L’exposition se termine bientôt. Thierry Grizard sur son site Artefields en a fait une belle présentation : la voici !
Sally Mann expose au musée du Jeu de Paume depuis le 18 juin 2019. Il s’agit là de la plus grande rétrospective consacrée à la photographe américaine en France. Il faut néanmoins préciser que cet ensemble de photographies ne couvre pas l’ensemble des séries de l’artiste. L’exposition a pour centre d’intérêt la relation de Sally Mann au Sud des États-Unis, en particulier la Virginie, lieu de naissance et de résidence de la photographe. Il y a donc des absences ou des raccourcis, mais le mérite de cette focalisation est de pointer le cœur du propos du travail de Sally Mann.
Sally Mann comme elle l’avouait lors de la conférence d’ouverture de l’exposition « Mille et un passages » n’aime pas quitter sa propriété de Lexington. Elle y est née, elle s’y est marié, elle y vit et ne s’en éloigne jamais longtemps. Sally Mann ne s’est jamais non plus beaucoup éloignée de son berceau natal concernant ses créations photographiques. Elle insiste toujours sur son attachement à la lumière du Sud, chaude, humide, épaisse. On peut donc dire que l’articulation de l’exposition est non seulement pertinente mais qu’elle couvre l’essentiel du corpus.
La terre de Sally Mann
Dire que Sally Mann est viscéralement attachée à sa Virginie natale c’est aussi mettre en évidence un des aspects fondamentaux de son travail, à savoir la mémoire et la relation intime à l’histoire.
Lexington et ses environs dont la propriété des Mann est proche, a été le théâtre des moments parmi les plus tragiques de la guerre de sécession. La photographe y a consacré une série très importante de grands formats au collodion humide : « Battelfields » (2001-2003). Cette série revisite les lieux des affrontements entre L’Union et les Confédérés. Or les photographies sur verre au collodion s’ajustent parfaitement à cette partie du corpus. En effet, ainsi que le précise Sally Mann, les photographies sur verre ont un aspect intrinsèquement spectral, de plus elles sont sujettes à de nombreuses imperfections que Sally Mann, à l’inverse des autres photographes, s’évertue à exagérer.

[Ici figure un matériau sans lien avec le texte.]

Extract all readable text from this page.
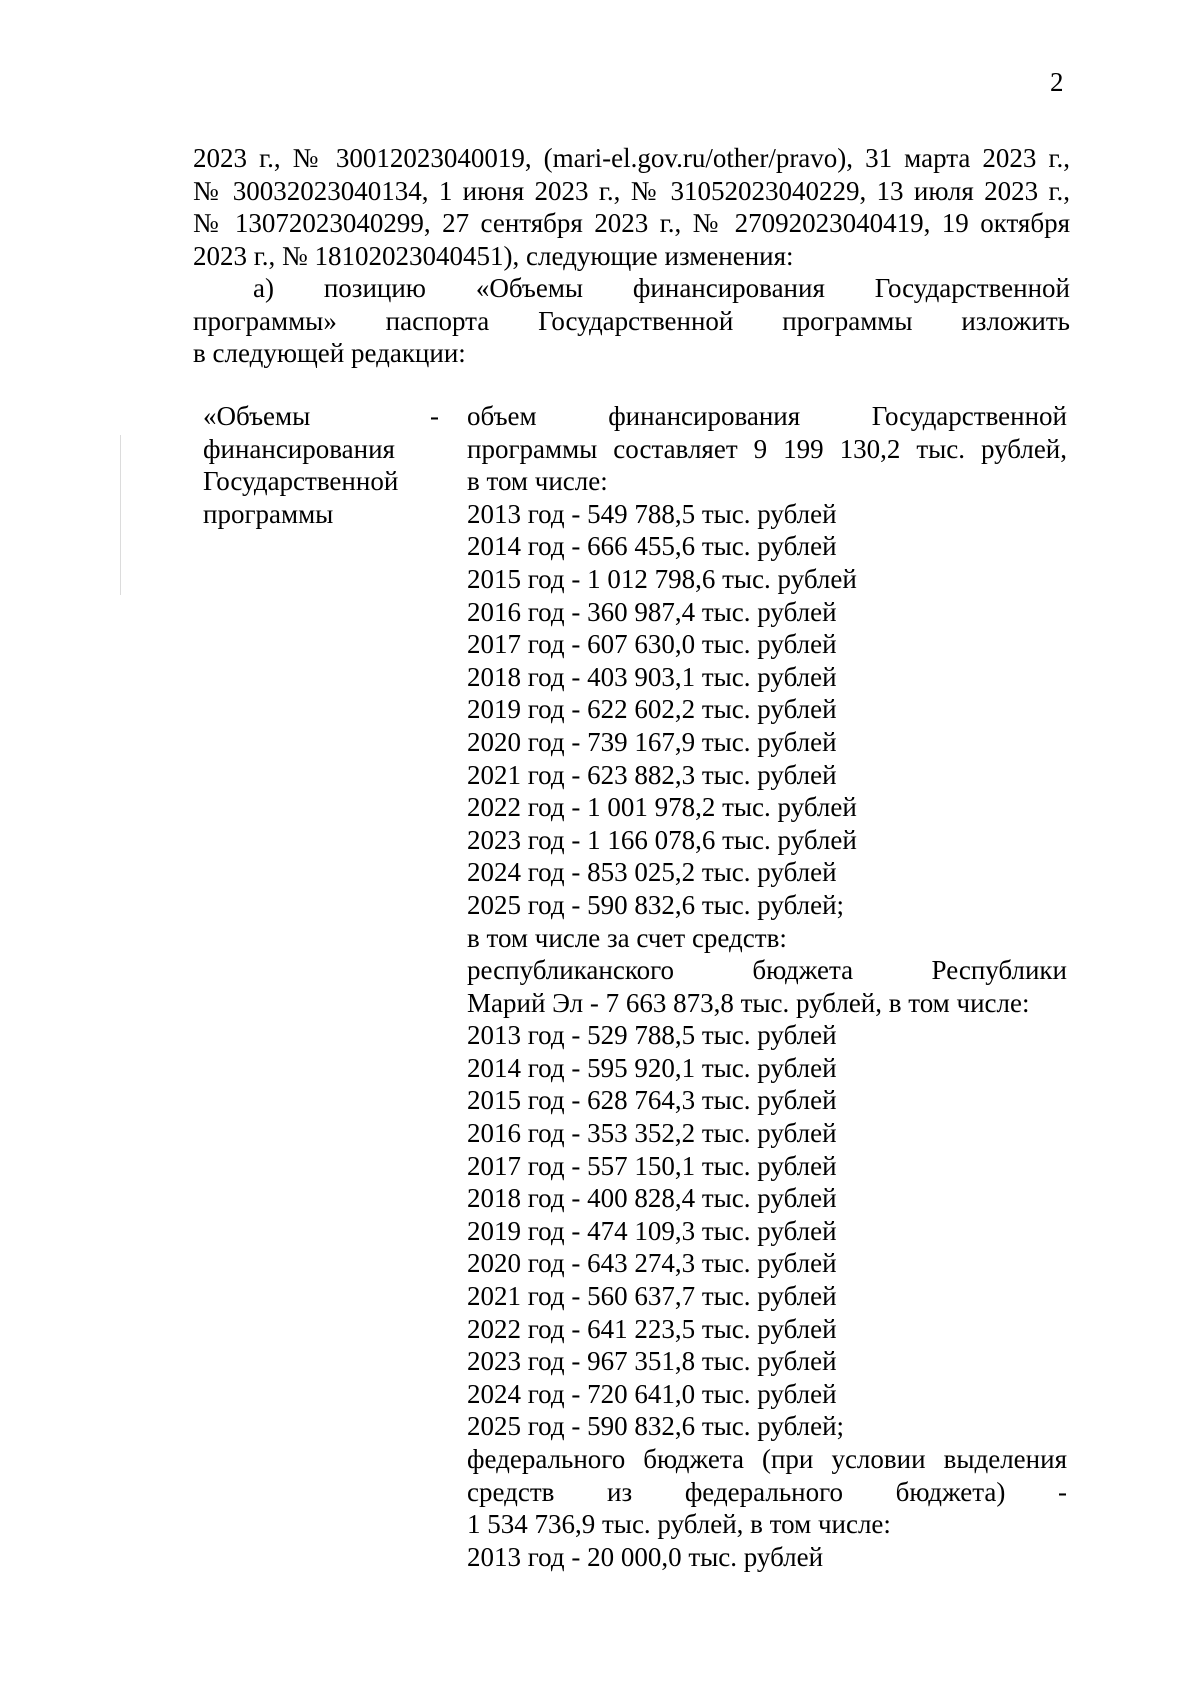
2
2023 г., № 30012023040019, (mari-el.gov.ru/other/pravo), 31 марта 2023 г.,
№ 30032023040134, 1 июня 2023 г., № 31052023040229, 13 июля 2023 г.,
№ 13072023040299, 27 сентября 2023 г., № 27092023040419, 19 октября
2023 г., № 18102023040451), следующие изменения:
а) позицию «Объемы финансирования Государственной
программы» паспорта Государственной программы изложить
в следующей редакции:
«Объемы
финансирования
Государственной
программы
- объем финансирования Государственной
программы составляет 9 199 130,2 тыс. рублей,
в том числе:
2013 год - 549 788,5 тыс. рублей
2014 год - 666 455,6 тыс. рублей
2015 год - 1 012 798,6 тыс. рублей
2016 год - 360 987,4 тыс. рублей
2017 год - 607 630,0 тыс. рублей
2018 год - 403 903,1 тыс. рублей
2019 год - 622 602,2 тыс. рублей
2020 год - 739 167,9 тыс. рублей
2021 год - 623 882,3 тыс. рублей
2022 год - 1 001 978,2 тыс. рублей
2023 год - 1 166 078,6 тыс. рублей
2024 год - 853 025,2 тыс. рублей
2025 год - 590 832,6 тыс. рублей;
в том числе за счет средств:
республиканского бюджета Республики
Марий Эл - 7 663 873,8 тыс. рублей, в том числе:
2013 год - 529 788,5 тыс. рублей
2014 год - 595 920,1 тыс. рублей
2015 год - 628 764,3 тыс. рублей
2016 год - 353 352,2 тыс. рублей
2017 год - 557 150,1 тыс. рублей
2018 год - 400 828,4 тыс. рублей
2019 год - 474 109,3 тыс. рублей
2020 год - 643 274,3 тыс. рублей
2021 год - 560 637,7 тыс. рублей
2022 год - 641 223,5 тыс. рублей
2023 год - 967 351,8 тыс. рублей
2024 год - 720 641,0 тыс. рублей
2025 год - 590 832,6 тыс. рублей;
федерального бюджета (при условии выделения
средств из федерального бюджета) -
1 534 736,9 тыс. рублей, в том числе:
2013 год - 20 000,0 тыс. рублей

Quand l’artiste américaine se rend donc sur les lieux actuels des combats fratricides et sanglants du 19° siècle, elle ne trouve plus la moindre trace de la brutalité de l’histoire. Une image exacte, naturaliste, ne donnerait au mieux qu’une photographie documentaire marquant l’oubli au pire une image bucolique sans grand intérêt. Les images au collodion sur verre en portant dans leur chair chimique les imperfections du processus d’exposition à la lumière donnent une sorte de témoignage visuel du passage du temps. L’image devient une allégorie mélancolique et teintée de transcendantalisme (voir notre article) où sont révélés l’absence, l’oubli, La mort, la fragilité de la vie et la permanence écrasante ou rassurante d’une même lumière baignant le monde visible. Par ce lien physique Sally Mann rend perceptible ce qui ne l’est plus. C’est une des grandes réussites de cette exposition à la tonalité assez sombre tant elle met en exergue la conscience qu’à Sally Mann de la fugacité des équilibres familiaux comme sociaux, politiques et historiques.

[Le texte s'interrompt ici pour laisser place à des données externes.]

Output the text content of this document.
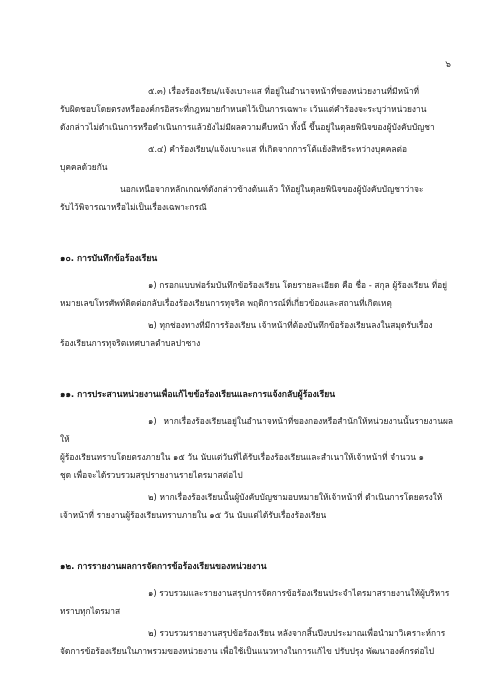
๖

๕.๓) เรื่องร้องเรียน/แจ้งเบาะแส ที่อยู่ในอำนาจหน้าที่ของหน่วยงานที่มีหน้าที่
รับผิดชอบโดยตรงหรือองค์กรอิสระที่กฎหมายกำหนดไว้เป็นการเฉพาะ เว้นแต่คำร้องจะระบุว่าหน่วยงาน
ดังกล่าวไม่ดำเนินการหรือดำเนินการแล้วยังไม่มีผลความคืบหน้า ทั้งนี้ ขึ้นอยู่ในดุลยพินิจของผู้บังคับบัญชา

๕.๔) คำร้องเรียน/แจ้งเบาะแส ที่เกิดจากการโต้แย้งสิทธิระหว่างบุคคลต่อ
บุคคลด้วยกัน

นอกเหนือจากหลักเกณฑ์ดังกล่าวข้างต้นแล้ว ให้อยู่ในดุลยพินิจของผู้บังคับบัญชาว่าจะ
รับไว้พิจารณาหรือไม่เป็นเรื่องเฉพาะกรณี

๑๐. การบันทึกข้อร้องเรียน

๑) กรอกแบบฟอร์มบันทึกข้อร้องเรียน โดยรายละเอียด คือ ชื่อ - สกุล ผู้ร้องเรียน ที่อยู่
หมายเลขโทรศัพท์ติดต่อกลับเรื่องร้องเรียนการทุจริต พฤติการณ์ที่เกี่ยวข้องและสถานที่เกิดเหตุ

๒) ทุกช่องทางที่มีการร้องเรียน เจ้าหน้าที่ต้องบันทึกข้อร้องเรียนลงในสมุดรับเรื่อง
ร้องเรียนการทุจริตเทศบาลตำบลปาซาง

๑๑. การประสานหน่วยงานเพื่อแก้ไขข้อร้องเรียนและการแจ้งกลับผู้ร้องเรียน

๑) หากเรื่องร้องเรียนอยู่ในอำนาจหน้าที่ของกองหรือสำนักให้หน่วยงานนั้นรายงานผลให้
ผู้ร้องเรียนทราบโดยตรงภายใน ๑๕ วัน นับแต่วันที่ได้รับเรื่องร้องเรียนและสำเนาให้เจ้าหน้าที่ จำนวน ๑
ชุด เพื่อจะได้รวบรวมสรุปรายงานรายไตรมาสต่อไป

๒) หากเรื่องร้องเรียนนั้นผู้บังคับบัญชามอบหมายให้เจ้าหน้าที่ ดำเนินการโดยตรงให้
เจ้าหน้าที่ รายงานผู้ร้องเรียนทราบภายใน ๑๕ วัน นับแต่ได้รับเรื่องร้องเรียน

๑๒. การรายงานผลการจัดการข้อร้องเรียนของหน่วยงาน

๑) รวบรวมและรายงานสรุปการจัดการข้อร้องเรียนประจำไตรมาสรายงานให้ผู้บริหาร
ทราบทุกไตรมาส

๒) รวบรวมรายงานสรุปข้อร้องเรียน หลังจากสิ้นปีงบประมาณเพื่อนำมาวิเคราะห์การ
จัดการข้อร้องเรียนในภาพรวมของหน่วยงาน เพื่อใช้เป็นแนวทางในการแก้ไข ปรับปรุง พัฒนาองค์กรต่อไป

La « spectralité » de la photographie
Sally Mann à travers sa propre appréhension du Sud fait œuvre en quelque sorte de documentaliste. Elle documente à travers sa mélancolie des équilibres en péril ou perdus, qu’il s’agisse de l’enfance, de la paix ou de la santé, la mémoire dans sa dimension familiale étendue comme son versant collectif. L’exposition au musée du Jeu de Paume s’articule principalement en autant de moments de cette mémoire transcendantaliste et descriptions faulknériennes du Sud
Il y a tout d’abord les champs de bataille repoussés dans le temps, recouverts par la vivacité indifférente de la Nature. Sally Mann redonne vie à ces tragédies à travers une évocation spectrale, elle fait réapparaitre métaphoriquement grâce aux « stigmates » du collodion les fantômes des champs de batailles. Parfois elle va jusqu’à disposer les grains de poussière sur le verre de développement pour simuler des étoiles filantes, elle invoque les esprits, les traces mémorielles.
L’exposition se poursuit dans une articulation subtile entre la mémoire familiale et collective à travers la personne de Gee-Gee, la « nanny » afro-américaine qui éleva toute la fratrie des Munger dont Sally. Sally Mann est d’une génération d’Américains de Virginie qui a vécu la ségrégation. C’est ainsi qu’alors que la famille allait au restaurant, Gee-Gee restait dans la voiture à les attendre. Pourtant la photographe considérait cette femme comme leur mère d’adoption. Elle a donc vécu l’immense refoulement du racisme ségrégationniste qui permettait de faire cohabiter noirs et blancs dans un déni complet.
Une grande partie du travail de Sally Mann gravite autour de la relation entre la mémoire personnelle et la mémoire collective sujette à des tensions historiques et politiques.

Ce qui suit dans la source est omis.